Someone he has reconnected with is his own son, Kerrion. The two have had tension for years and experienced a very public falling out when Kerrion released audio of a heated conversation with his dad in 2021. Prior to the meeting shown in the documentary, it'd been two years since they'd spoken.
"My son is a beautiful soul. There are parts of his life that are his to share. I am just very proud that I'm seeing him in his own way," says Franklin, stopping short of detailing what all plagues their relationship. "He is beginning to reveal and testify to his struggles, his own battles with certain things that have at times cost him. I know many young Black men struggle with these same things and as he continues to get help and healing he's going to help so many. He has me and now his grandfather that will be there to help in any way we can."
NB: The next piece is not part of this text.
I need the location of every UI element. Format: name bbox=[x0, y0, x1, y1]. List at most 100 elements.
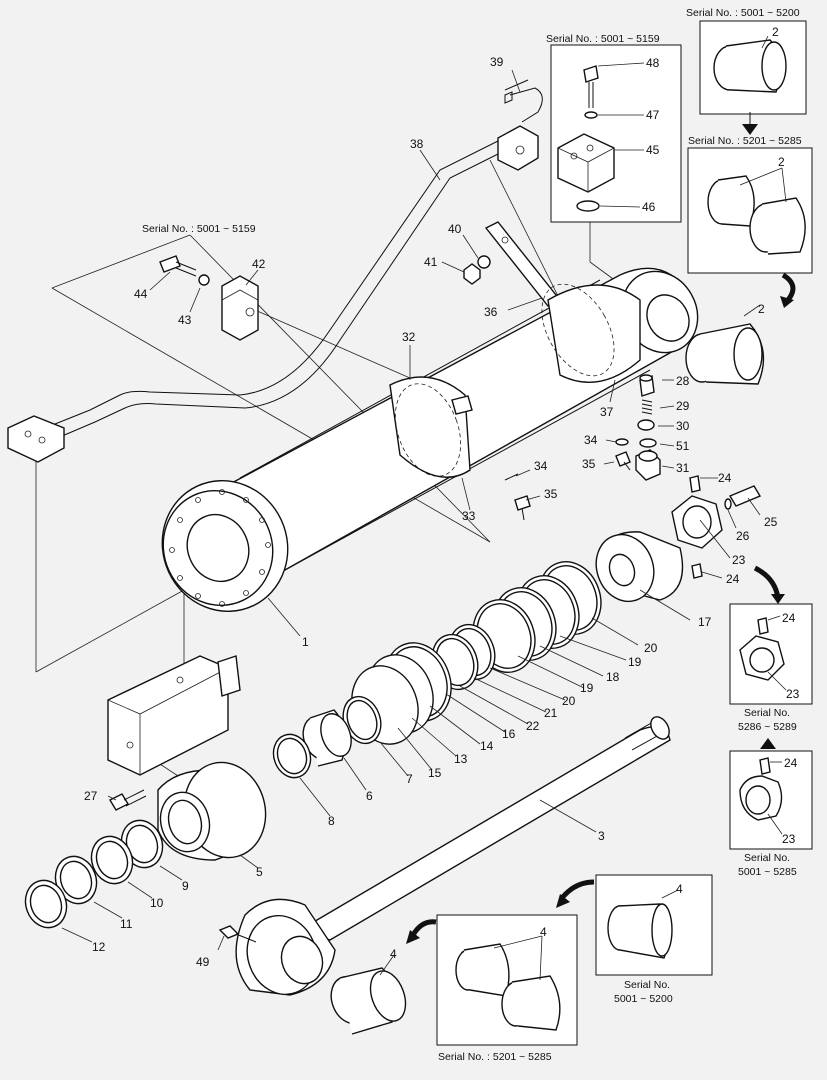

After all that's transpired this year, Franklin, who's also father to daughters Carrington, Kennedy and son Caziah with his wife Tammy, has been reflecting on his own experience as a dad.
"I have fathered out of fear the majority of my parenting life," he says. "Because of what I experienced, I was like 'I'll be damned if I let my kids feel that type of pain.' So a lot of times I over-parented and over-performed, bought too many bicycles, ran off too many boyfriends, just wanting to protect."
"I had to learn," he adds. "My children have been the best part of my life."
He's folded all of these experiences into his inspirational new gospel album. "The title Father's Day has triple meaning," he explains. "The logline is, 'It's what I missed, where I am and what has always been.'" And after all he's been through, "even when I want to curse the sky," he says, "I'm still built to believe."
Franklin's new documentary Father's Day is streaming on YouTube.